“Creating this dedicated focus in an institution with a history of cardiovascular strengths could make a real difference in research and treatment.”
At the Brigham, a steady trail of firsts in cardiovascular medicine—from the first successful heart transplant in New England to important drug discoveries—has saved thousands of lives. Yet despite these major gains in knowledge, women with heart disease still experience disparities in treatment and survival compared with men.
Kathleen McGillycuddy, chair of the Brigham’s Heart & Vascular Advisory Board and member of the President’s Advisory Board, together with her husband, Ron Logue, want to help the hospital narrow this gender gap. When they heard about plans to recruit a new position dedicated to women’s cardiovascular health, they made an endowed gift of $2 million to establish the McGillycuddy-Logue Distinguished Chair in Cardiology.
“I was elated to hear of Kathleen and Ron’s extraordinary gift,” says John F. Keaney Jr., MD, the Brigham’s chief of the Division of Cardiovascular Medicine since 2019. “One of my highest priorities is to recruit more women to our cardiovascular medicine faculty and create a director of women’s cardiovascular health position that will lead, coordinate, and propel the hospital’s efforts to improve cardiovascular outcomes for women.”
McGillycuddy and Logue say Keaney’s sincere and heartfelt commitment to women’s cardiovascular health resonated with them. “Creating this dedicated focus in an institution with a history of cardiovascular strengths could make a real difference in research and treatment,” says McGillycuddy. “The Brigham is in an incredible position to be a global leader in this area, and we’re excited to be part of making that happen.”

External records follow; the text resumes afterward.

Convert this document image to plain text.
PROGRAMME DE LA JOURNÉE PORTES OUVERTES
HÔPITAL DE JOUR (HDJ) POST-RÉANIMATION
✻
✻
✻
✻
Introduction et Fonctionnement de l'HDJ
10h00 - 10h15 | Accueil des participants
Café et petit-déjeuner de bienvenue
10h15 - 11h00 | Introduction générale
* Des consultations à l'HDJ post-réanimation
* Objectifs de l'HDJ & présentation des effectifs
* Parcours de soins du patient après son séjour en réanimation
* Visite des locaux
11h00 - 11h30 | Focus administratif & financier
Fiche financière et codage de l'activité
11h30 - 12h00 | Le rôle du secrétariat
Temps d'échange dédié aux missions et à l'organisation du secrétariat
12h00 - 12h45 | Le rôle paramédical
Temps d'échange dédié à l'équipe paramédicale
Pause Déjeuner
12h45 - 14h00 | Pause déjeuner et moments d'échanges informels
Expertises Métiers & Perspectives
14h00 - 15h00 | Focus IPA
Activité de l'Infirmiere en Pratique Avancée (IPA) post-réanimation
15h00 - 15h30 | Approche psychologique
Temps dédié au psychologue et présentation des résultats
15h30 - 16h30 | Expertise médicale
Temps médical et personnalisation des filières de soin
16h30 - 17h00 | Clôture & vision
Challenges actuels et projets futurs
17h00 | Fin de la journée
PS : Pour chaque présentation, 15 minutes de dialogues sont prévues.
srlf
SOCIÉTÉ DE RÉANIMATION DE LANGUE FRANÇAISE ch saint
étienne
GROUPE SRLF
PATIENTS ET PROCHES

Logue adds, “Pioneering cardiovascular research is looking at the differences between women and men. New technologies are providing the opportunity to speed up this work and discover what is now unknown. It’s incredibly worthwhile to support an area that’s changing and evolving and will create an impact for many.”
The couple credits the Brigham for leading such research while focusing on patients and orchestrating a coordinated approach to care. “Organizations have a personality, just like human beings, and the Brigham exudes collaboration and positive attitude,” McGillycuddy says. “Through everything the staff does, you can feel the powerful and meaningful mission at work.”